Nos ranchos sonhou cadência, no choro vestiu melodia e, no partido-alto, fez morada, lapidando no toque a alma sonora de um estilo inteiro.

Mas foi quando quiseram silenciar sua sinfonia que seu batuque ecoou mais alto. Nas tão frequentadas festas da Penha, em plena celebração às origens do samba, quando lhe arrancaram das mãos o pandeiro, não levaram apenas um instrumento; tentaram calar a voz que nascia das encruzas, dos terreiros e das apoteoses, sem saber que o som que emerge das multidões não se aprisiona, pois, quanto mais se tenta abafar, mais resplandecerão os ecos de um povo. Num tempo em que a lei da vadiagem tentava oprimir os corpos negros e criminalizar seus tambores, fez da resistência o compasso da própria caminhada.

Guardião da arte, abriu caminhos para que o samba pulsasse sem medo. Em suas mãos, o subúrbio virou sinfonia. No seu batuque, o povo encontrou voz. Em sua ousadia, os pandeiros conquistaram alforria.

Foi ele quem ousou reinventar o toque; das mãos inquietas nasceu a introdução do pandeiro no samba e, quando faltavam recursos, sobrava inventividade: fez do prato e da faca instrumentos de excelência. Nas mãos daqueles que carregam fundamento, qualquer som se transforma em música.

 

Ergueu-se rumo à consolidação; foi aquele que ousou ser protagonista de sua própria história, fazendo-se musicista, percussionista e compositor. O pioneiro que fez do popular o seu erudito, elevando-se à glória com a santíssima trindade do samba, o mestre-sala que ensinou os compassos a bailarem e conduzirem as melodias.

Em seus acordes, a denúncia de uma realidade longe de ser perfeita, mas enxergando, em suas poesias, o poder de subversão, fazendo escola para tantos. A partir desse João, o amanhã não teria seu destino perpetuado, pois a revolução começaria no hoje, guiada pelo avanço de cada passo dado por ele, a rebeldia que se fez resistência, de fato o “diabo do céu” que entendeu que já era hora de batuques e pontos de macumba serem eternizados, cantados e apresentados ao público nos palcos da vida. Que se deem “os louros” para o sentinela da “guarda velha” do samba; tragam oito batutas para reger seu legado, com toda “gente da antiga” presenciando o seu triunfo.

 

Nessa sina, surge ela: a pioneira.

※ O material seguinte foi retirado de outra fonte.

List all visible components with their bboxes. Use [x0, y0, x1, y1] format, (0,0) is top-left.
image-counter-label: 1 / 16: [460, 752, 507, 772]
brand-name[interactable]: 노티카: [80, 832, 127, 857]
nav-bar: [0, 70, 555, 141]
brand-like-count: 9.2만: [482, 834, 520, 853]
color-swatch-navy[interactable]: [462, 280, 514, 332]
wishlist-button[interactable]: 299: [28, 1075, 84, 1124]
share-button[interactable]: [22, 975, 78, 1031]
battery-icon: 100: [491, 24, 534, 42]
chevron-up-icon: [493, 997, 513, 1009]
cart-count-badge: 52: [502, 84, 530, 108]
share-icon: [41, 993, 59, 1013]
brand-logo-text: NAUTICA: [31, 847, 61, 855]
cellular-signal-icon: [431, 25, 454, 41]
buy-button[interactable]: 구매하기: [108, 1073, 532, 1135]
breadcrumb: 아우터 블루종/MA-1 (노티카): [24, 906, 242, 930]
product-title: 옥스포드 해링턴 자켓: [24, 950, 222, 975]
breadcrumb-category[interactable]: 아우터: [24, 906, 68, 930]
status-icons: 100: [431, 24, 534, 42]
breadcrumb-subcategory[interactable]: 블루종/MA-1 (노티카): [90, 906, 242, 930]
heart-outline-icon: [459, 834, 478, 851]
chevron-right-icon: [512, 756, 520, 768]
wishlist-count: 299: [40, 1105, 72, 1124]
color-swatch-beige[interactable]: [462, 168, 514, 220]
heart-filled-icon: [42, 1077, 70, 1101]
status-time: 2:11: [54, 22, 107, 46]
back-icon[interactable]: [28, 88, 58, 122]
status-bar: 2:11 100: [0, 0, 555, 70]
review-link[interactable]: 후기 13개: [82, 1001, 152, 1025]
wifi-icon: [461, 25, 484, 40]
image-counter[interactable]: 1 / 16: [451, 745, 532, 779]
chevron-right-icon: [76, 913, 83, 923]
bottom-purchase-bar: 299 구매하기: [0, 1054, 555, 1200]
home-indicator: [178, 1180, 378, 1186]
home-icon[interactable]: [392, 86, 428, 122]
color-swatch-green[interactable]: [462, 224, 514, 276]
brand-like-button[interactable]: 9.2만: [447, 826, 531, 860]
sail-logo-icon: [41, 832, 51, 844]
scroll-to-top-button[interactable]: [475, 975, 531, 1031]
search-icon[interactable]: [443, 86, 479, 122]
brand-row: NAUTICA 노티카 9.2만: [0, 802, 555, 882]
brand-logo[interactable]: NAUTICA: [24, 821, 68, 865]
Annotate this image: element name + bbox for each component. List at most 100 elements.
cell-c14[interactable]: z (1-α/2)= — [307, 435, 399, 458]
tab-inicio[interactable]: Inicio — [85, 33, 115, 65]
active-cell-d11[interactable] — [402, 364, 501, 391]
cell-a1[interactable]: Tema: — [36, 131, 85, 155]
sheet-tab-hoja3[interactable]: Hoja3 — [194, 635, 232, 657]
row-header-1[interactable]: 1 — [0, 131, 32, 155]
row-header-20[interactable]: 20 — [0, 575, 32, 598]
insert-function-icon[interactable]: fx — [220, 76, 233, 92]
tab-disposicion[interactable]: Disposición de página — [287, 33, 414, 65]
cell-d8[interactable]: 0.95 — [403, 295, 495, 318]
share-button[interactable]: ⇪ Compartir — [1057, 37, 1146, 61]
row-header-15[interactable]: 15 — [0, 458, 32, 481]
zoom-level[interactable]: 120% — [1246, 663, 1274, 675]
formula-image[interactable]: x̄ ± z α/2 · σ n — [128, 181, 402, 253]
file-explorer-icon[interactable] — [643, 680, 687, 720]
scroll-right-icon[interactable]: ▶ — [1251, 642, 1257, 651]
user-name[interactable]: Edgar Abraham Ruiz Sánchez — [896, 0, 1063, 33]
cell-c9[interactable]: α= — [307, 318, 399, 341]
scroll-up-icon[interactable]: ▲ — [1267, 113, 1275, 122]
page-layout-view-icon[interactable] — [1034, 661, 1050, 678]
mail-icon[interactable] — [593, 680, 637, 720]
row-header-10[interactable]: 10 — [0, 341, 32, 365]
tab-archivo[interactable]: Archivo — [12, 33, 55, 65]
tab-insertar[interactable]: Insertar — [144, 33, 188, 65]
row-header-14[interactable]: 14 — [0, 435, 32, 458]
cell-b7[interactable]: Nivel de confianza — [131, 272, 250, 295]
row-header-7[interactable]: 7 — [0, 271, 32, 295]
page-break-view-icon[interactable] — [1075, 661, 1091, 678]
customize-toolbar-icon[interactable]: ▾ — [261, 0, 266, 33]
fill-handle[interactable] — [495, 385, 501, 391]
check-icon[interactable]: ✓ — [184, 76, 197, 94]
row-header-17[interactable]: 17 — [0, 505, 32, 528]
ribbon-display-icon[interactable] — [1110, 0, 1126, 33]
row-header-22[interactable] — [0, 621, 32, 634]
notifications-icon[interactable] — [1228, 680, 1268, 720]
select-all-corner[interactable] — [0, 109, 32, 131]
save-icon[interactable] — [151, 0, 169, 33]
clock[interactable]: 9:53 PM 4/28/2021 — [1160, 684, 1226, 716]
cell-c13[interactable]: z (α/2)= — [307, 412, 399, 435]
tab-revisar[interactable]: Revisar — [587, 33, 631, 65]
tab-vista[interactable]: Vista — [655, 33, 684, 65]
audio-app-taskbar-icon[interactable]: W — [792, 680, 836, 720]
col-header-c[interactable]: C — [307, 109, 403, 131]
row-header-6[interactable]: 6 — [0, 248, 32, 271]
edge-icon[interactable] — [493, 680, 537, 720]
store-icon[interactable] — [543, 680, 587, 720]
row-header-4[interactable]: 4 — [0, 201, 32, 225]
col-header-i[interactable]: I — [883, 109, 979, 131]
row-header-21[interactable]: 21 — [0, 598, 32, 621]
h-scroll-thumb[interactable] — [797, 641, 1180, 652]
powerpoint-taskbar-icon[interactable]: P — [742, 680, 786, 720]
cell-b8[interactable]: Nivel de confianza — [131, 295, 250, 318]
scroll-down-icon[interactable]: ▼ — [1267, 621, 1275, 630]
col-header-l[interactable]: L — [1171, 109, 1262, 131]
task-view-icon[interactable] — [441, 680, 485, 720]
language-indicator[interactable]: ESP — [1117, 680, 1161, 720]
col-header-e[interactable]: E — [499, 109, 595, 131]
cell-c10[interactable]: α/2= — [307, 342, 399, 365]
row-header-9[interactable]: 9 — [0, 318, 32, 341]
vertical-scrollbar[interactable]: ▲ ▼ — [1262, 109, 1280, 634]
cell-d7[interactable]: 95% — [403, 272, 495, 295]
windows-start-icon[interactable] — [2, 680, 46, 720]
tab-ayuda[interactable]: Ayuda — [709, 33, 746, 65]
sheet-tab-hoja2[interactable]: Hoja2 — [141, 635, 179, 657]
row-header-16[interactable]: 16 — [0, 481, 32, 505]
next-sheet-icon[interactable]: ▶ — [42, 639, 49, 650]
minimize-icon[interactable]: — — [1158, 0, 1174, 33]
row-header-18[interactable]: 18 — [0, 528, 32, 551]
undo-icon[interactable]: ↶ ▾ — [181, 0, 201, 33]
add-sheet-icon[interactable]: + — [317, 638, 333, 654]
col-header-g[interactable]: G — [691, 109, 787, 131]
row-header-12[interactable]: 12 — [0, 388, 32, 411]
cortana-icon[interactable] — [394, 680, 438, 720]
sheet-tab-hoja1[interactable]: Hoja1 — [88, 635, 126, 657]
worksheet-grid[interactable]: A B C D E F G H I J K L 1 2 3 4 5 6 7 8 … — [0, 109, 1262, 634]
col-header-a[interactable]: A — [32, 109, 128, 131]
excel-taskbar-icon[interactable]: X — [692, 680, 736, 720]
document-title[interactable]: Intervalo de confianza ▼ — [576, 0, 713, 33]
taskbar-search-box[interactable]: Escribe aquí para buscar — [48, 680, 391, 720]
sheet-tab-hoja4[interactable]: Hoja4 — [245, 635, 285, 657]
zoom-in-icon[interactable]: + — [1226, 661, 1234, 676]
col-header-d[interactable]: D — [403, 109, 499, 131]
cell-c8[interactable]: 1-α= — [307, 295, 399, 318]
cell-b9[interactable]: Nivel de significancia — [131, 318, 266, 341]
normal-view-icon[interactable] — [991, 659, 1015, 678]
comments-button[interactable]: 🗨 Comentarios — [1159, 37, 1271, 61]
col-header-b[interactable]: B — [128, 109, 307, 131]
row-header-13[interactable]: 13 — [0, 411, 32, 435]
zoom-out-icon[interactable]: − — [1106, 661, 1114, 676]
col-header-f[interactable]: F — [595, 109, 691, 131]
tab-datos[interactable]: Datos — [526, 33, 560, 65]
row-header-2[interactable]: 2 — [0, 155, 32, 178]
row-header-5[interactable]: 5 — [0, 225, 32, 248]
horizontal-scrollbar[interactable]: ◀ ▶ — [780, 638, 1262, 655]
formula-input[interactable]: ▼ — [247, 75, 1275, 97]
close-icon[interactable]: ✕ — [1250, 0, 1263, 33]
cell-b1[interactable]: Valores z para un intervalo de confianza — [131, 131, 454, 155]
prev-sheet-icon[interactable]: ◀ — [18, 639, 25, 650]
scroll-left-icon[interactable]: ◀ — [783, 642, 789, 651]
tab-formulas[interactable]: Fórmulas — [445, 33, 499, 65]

Os estandartes centenários vermelhos e azuis da Vizinha Faladeira ganham as ruas, reafirmam seu papel de protagonismo ao se encontrarem com um bamba pioneiro, assim como ela, e entendem o seu papel social enquanto uma das maiores instituições culturais deste país, como grêmio do gueto, do Morro da Providência, e convidam os bambas que fizeram parte dessa história a retornarem em nosso desfile centenário, e os foliões que hoje dão continuidade a esse legado, para promoverem, enquanto verdadeiros herdeiros de Ciata, a coroação do nosso Obá. É hora do nosso altar de sambistas imortalizar mais um nome em nossa história: João da Baiana. O Obá da favela, do samba, da Vizinha Faladeira de volta ao seu terreiro.

Salve o pavilhão centenário que jamais silenciou sua voz! Salve o Obá que fez do batuque liberdade!